Montgomery County, Md., police arrested two teenagers Friday night and charged them with stealing a laptop from a Department of Veterans Affairs employee’s home, which had become the largest personal data breach in U.S. government history.
Police also believe a juvenile already in custody on unrelated charges was involved in the crime.
Authorities said that the theft, which highlighted poor computer security practices at the Department of Veterans Affairs, appeared to be random and unconnected to the data on the laptop.
Police depicted the suspects as ordinary thieves who are responsible for a string of other local burglaries but did not target the laptop and hard drive, which police say they stole along with jewelry and cash.
“As far as we can determine, this was a random burglary,” Montgomery County Police Chief J. Thomas Manger said at a news conference. “They did not know what they had.”

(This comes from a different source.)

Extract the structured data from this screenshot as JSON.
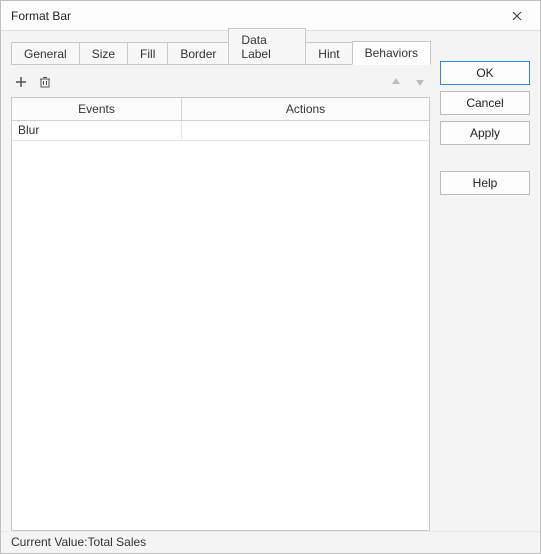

Manger said police don’t think that the theft was part of a “larger conspiracy.” — Washington Post
The laptop was stolen from the home of VA analyst Wayne Johnson, 60, who reportedly had worked for the department for over 30 years and had been taking the laptop home, complete with personal data on over 26 million veterans and active-duty military, for at least three years.
The VA is firing Johnson, but he is challenging the firing, the Post reported.
The laptop was recovered in June after a person who had the laptop saw reward signs posted for it and contacted U.S. Park Police.
Of course, the worst part of all this is that some mid-level VA bureaucrat waited three weeks to inform Secretary Jim Nicholson of the data theft. A couple of those bureaucrats have since been fired. And while the VA is trying to clean up their computer security act, you can be sure that not much will change. Government computer security has always sucked and probably will always continue to suck.